Wie ich bereits sagte, traf ich auf meiner Reise 2004 viele neue Leute, viele neue Kontakte und lernte viele neue Dinge über ihre Kultur, ihr Denken und was sie über Religion und Spiritualität denken.
Mehrere Leute, mit denen ich in Kontakt kam, erzählten mir, dass an Schamanismus interessiert waren. Als ich das zum ersten Mal hörte, kannte ich das Wort nicht und konnte den Sinn nicht verstehen. Natürlich schob ich das auf meinen unzureichenden englischen Wortschatz und bat um eine Erklärung. Ich erfuhr, dass Schamanismus die alten spirituellen Heilpraktiken der Ureinwohner Amerikas waren.
In den Wochen, die ich Reisen war, hörte ich das Wort ‚schamanisch‘ recht oft und mehr und mehr Leute zeigten mir, was es wirklich bedeutete, wenn sie ‚schamanische Arbeit‘ sagten. Sie erzählten mir von Ritualen, die sie mit Federn und Räucherwerk durchführten, von Schwitzhütten, in denen Menschen Stunden in der Hitze verbrachten und in einer Art Meditation auf Visionen warteten, und von Opfern an Naturgöttern.

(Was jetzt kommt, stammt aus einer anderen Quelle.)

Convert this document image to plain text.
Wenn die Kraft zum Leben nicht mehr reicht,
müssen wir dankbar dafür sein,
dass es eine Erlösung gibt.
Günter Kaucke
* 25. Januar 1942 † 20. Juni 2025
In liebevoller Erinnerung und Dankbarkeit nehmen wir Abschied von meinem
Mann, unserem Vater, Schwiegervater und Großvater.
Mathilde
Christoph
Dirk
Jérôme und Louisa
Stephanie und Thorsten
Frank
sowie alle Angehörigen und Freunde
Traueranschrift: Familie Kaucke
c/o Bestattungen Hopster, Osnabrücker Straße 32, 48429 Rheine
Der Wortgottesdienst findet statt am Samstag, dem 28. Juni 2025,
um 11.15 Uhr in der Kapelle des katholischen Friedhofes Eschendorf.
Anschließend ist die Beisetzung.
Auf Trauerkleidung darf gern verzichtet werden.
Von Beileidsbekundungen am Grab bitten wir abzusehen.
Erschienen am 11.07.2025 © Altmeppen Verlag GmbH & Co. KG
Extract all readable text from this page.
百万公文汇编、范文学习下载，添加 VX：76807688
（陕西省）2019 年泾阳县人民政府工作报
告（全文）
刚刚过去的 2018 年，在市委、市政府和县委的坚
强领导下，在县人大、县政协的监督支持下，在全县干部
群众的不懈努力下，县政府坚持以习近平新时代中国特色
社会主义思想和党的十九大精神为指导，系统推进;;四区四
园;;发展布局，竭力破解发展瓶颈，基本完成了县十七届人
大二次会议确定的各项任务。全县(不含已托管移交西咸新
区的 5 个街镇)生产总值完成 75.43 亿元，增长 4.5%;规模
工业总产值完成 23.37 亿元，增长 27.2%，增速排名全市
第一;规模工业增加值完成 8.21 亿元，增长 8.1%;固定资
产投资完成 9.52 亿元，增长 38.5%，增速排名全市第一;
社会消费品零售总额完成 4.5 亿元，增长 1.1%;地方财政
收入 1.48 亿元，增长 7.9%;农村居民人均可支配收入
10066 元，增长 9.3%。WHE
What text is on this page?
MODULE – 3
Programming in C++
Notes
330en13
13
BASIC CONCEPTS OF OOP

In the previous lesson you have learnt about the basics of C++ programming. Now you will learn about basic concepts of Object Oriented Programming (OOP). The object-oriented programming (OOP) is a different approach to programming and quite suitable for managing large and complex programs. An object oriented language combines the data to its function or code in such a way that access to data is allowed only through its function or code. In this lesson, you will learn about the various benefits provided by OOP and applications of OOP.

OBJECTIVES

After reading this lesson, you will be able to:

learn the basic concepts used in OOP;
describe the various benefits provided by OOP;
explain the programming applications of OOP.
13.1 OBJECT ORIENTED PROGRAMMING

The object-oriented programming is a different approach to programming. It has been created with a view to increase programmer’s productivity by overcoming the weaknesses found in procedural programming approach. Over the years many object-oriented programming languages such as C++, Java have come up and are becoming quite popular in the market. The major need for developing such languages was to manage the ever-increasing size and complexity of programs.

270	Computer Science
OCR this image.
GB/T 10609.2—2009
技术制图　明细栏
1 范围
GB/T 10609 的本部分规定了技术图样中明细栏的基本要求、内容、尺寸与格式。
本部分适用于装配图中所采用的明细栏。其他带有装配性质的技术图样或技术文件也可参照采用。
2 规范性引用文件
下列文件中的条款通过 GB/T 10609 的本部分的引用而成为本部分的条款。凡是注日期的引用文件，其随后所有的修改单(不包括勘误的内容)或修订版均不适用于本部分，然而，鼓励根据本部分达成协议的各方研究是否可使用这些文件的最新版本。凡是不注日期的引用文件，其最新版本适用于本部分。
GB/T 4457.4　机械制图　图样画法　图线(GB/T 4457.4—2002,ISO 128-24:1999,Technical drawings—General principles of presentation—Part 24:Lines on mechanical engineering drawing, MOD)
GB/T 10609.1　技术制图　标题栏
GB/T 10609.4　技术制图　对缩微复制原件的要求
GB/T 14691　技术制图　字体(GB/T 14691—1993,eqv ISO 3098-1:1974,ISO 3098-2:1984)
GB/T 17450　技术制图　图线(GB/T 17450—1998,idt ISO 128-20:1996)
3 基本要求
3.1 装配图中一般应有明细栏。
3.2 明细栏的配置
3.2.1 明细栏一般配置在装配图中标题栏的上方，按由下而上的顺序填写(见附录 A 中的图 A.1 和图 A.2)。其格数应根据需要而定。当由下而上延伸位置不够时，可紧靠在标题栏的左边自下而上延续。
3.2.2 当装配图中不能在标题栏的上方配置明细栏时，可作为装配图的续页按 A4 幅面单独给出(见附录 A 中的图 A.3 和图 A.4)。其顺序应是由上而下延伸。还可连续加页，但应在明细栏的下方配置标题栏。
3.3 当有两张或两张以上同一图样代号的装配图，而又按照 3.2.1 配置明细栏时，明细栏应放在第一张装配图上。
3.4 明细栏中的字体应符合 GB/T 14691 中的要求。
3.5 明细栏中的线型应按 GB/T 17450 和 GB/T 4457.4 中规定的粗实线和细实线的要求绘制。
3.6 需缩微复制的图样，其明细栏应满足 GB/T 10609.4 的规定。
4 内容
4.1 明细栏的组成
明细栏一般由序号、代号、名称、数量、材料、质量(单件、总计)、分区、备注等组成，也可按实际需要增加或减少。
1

Auf mehreren Wegen hörte ich viele Dinge, die ich verstand und als etwas erkannte, das meiner religiösen Praxis ähnlich war. Bis ich gefallen war und mein Bein verletzt hatte, hatte ich tägliche Rituale durchgeführt und als mir jemand sagte, dass sie regelmäßig Feuerzeremonien durchführten, fand ich daran gar nichts seltsam. Das war, was spirituelle Menschen meiner Meinung nach machten.
Einige Zeit später hörte ich jedoch, wie Leute von Geistern sprachen, die bei Ritualen auftauchen, von Zeremonien, in denen man unterschiedliche Teile von Seelen wieder zusammen fügt, die man im Laufe der Zeit verloren hatte, von Menschen die in diesen Zeremonien ihren Verstand verloren und ganz viel über Wesen und Geister, die um uns herum sind.
Um ehrlich zu sein, manchmal dachte ich, dass die Leute, die mir solche Dinge erzählten, selbst verrückt waren. Ich wusste jedoch, dass es in Indien Menschen gab, die auch an solche Dinge glaubten und sehr verwirrt waren. In Indien nennt man so etwas ‚Tantra‘, wenn man Rituale macht, um Geister anzurufen, oder wenn man über Geister spricht, die in Menschen fahren und sie wieder verlassen.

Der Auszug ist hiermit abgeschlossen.